Selon lui, "quand on compare ces nouveaux treillis aux treillis de l'armée ukrainienne, bizarrement, ils sont quasiment identiques. Mais pourquoi changer de treillis pour un modèle qui est beaucoup plus adapté aux paysages ukrainiens qu'aux paysages français ? Parce que les Français vont être envoyés en Ukraine".
Ces affirmations ont suscité l'inquiétude de certains internautes, d'autant que le lendemain de la publication de la vidéo, le chef d'état-major des Armées, le général Fabien Mandon, déclarait que la France devait être prête à "accepter de perdre ses enfants" en cas de guerre (liens archivés ici et ici).
Le 27 novembre 2025, le président français Emmanuel Macron a par ailleurs annoncé sa nouvelle version du "service national", cette fois volontaire et "purement militaire" - même s'il avait pris soin de déminer le terrain en précisant qu'il ne s'agit pas de les envoyer en Ukraine.
Mais l'affirmation selon laquelle les nouveaux treillis de l'armée française ressembleraient à ceux de l'armée ukrainienne afin de préparer un engagement militaire en Ukraine est infondée.
Un projet lancé longtemps avant la guerre en Ukraine
Contactée le 27 novembre 2025, la Délégation à l'information et à la communication de la Défense (DICoD) a indiqué à l'AFP que le développement du treillis de bariolage multi-environnement (BME) avait débuté en 2016, bien avant le déclenchement de la guerre en Ukraine, en février 2022. Les premières études et expérimentations ont été menées par la Section technique de l'armée de Terre, en collaboration avec le Commissariat des armées (liens archivés ici et ici).
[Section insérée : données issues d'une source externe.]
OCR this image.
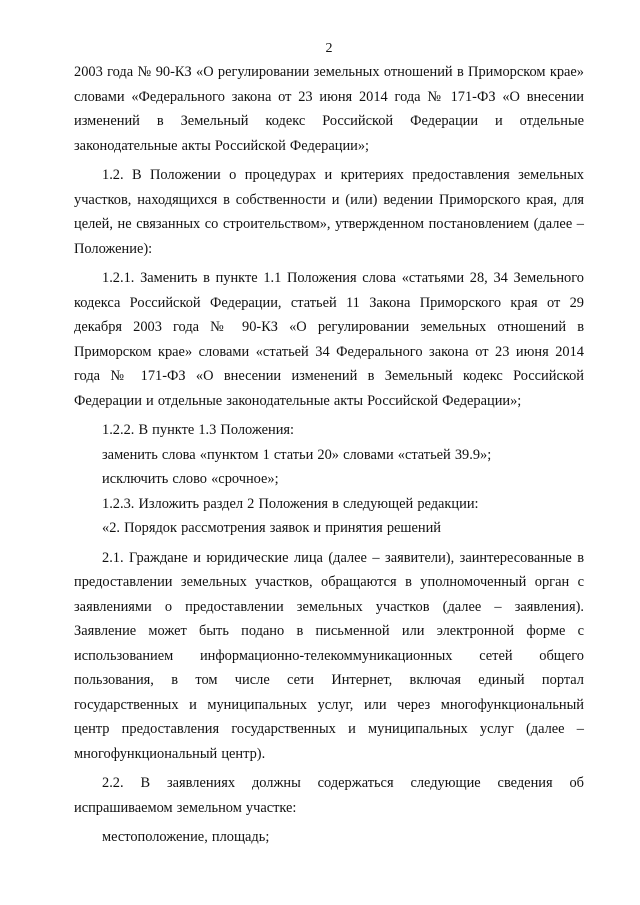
2

2003 года № 90-КЗ «О регулировании земельных отношений в Приморском крае» словами «Федерального закона от 23 июня 2014 года № 171-ФЗ «О внесении изменений в Земельный кодекс Российской Федерации и отдельные законодательные акты Российской Федерации»;

1.2. В Положении о процедурах и критериях предоставления земельных участков, находящихся в собственности и (или) ведении Приморского края, для целей, не связанных со строительством», утвержденном постановлением (далее – Положение):

1.2.1. Заменить в пункте 1.1 Положения слова «статьями 28, 34 Земельного кодекса Российской Федерации, статьей 11 Закона Приморского края от 29 декабря 2003 года № 90-КЗ «О регулировании земельных отношений в Приморском крае» словами «статьей 34 Федерального закона от 23 июня 2014 года № 171-ФЗ «О внесении изменений в Земельный кодекс Российской Федерации и отдельные законодательные акты Российской Федерации»;

1.2.2. В пункте 1.3 Положения:

заменить слова «пунктом 1 статьи 20» словами «статьей 39.9»;

исключить слово «срочное»;

1.2.3. Изложить раздел 2 Положения в следующей редакции:

«2. Порядок рассмотрения заявок и принятия решений

2.1. Граждане и юридические лица (далее – заявители), заинтересованные в предоставлении земельных участков, обращаются в уполномоченный орган с заявлениями о предоставлении земельных участков (далее – заявления). Заявление может быть подано в письменной или электронной форме с использованием информационно-телекоммуникационных сетей общего пользования, в том числе сети Интернет, включая единый портал государственных и муниципальных услуг, или через многофункциональный центр предоставления государственных и муниципальных услуг (далее – многофункциональный центр).

2.2. В заявлениях должны содержаться следующие сведения об испрашиваемом земельном участке:

местоположение, площадь;
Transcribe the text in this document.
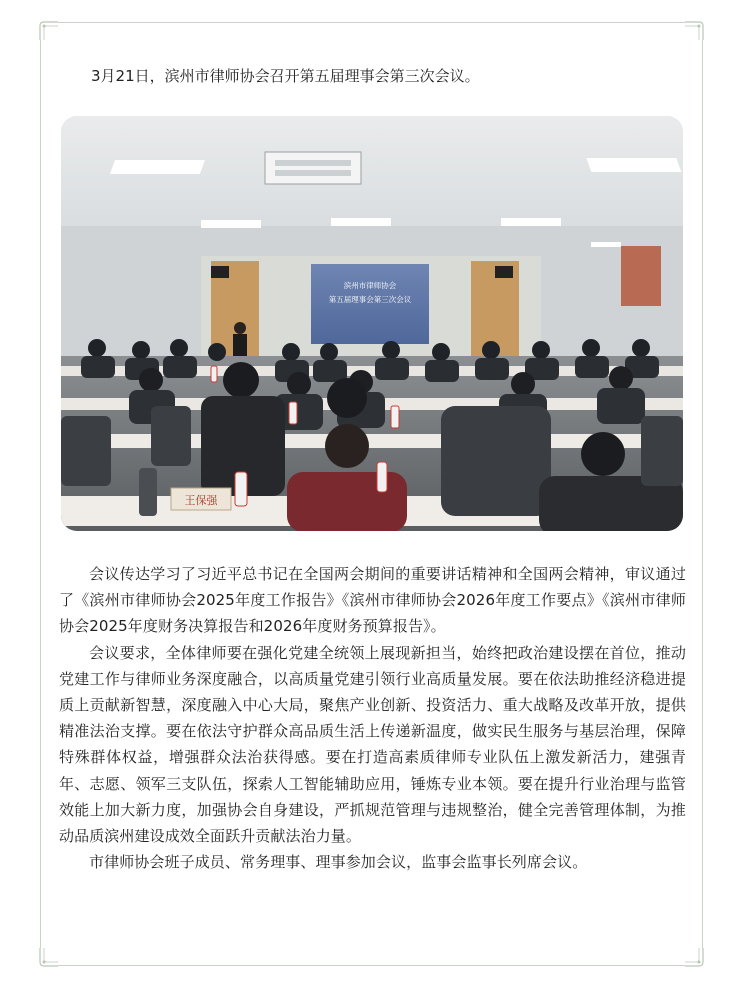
3月21日，滨州市律师协会召开第五届理事会第三次会议。

滨州市律师协会
第五届理事会第三次会议
王保强

会议传达学习了习近平总书记在全国两会期间的重要讲话精神和全国两会精神，审议通过了《滨州市律师协会2025年度工作报告》《滨州市律师协会2026年度工作要点》《滨州市律师协会2025年度财务决算报告和2026年度财务预算报告》。

会议要求，全体律师要在强化党建全统领上展现新担当，始终把政治建设摆在首位，推动党建工作与律师业务深度融合，以高质量党建引领行业高质量发展。要在依法助推经济稳进提质上贡献新智慧，深度融入中心大局，聚焦产业创新、投资活力、重大战略及改革开放，提供精准法治支撑。要在依法守护群众高品质生活上传递新温度，做实民生服务与基层治理，保障特殊群体权益，增强群众法治获得感。要在打造高素质律师专业队伍上激发新活力，建强青年、志愿、领军三支队伍，探索人工智能辅助应用，锤炼专业本领。要在提升行业治理与监管效能上加大新力度，加强协会自身建设，严抓规范管理与违规整治，健全完善管理体制，为推动品质滨州建设成效全面跃升贡献法治力量。

市律师协会班子成员、常务理事、理事参加会议，监事会监事长列席会议。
"Les différentes étapes de validation par les autorités militaires françaises ont débuté en 2020 avant les décisions de lancement de la production", souligne la DICoD. Celle-ci rappelle que le processus de développement du BME a été évoqué et expliqué publiquement à plusieurs reprises : lors du point presse du ministère des Armées du 12 mai 2022, lors de sa présentation au salon Eurosatory du 13 au 17 juin 2022, puis lors des points presse ministériels des 15 décembre 2022 et 16 janvier 2025 (liens archivés ici, ici, ici et ici).
D'après le ministère des Armées et des Anciens combattants, ce nouveau treillis répond à plusieurs objectifs (lien archivé ici).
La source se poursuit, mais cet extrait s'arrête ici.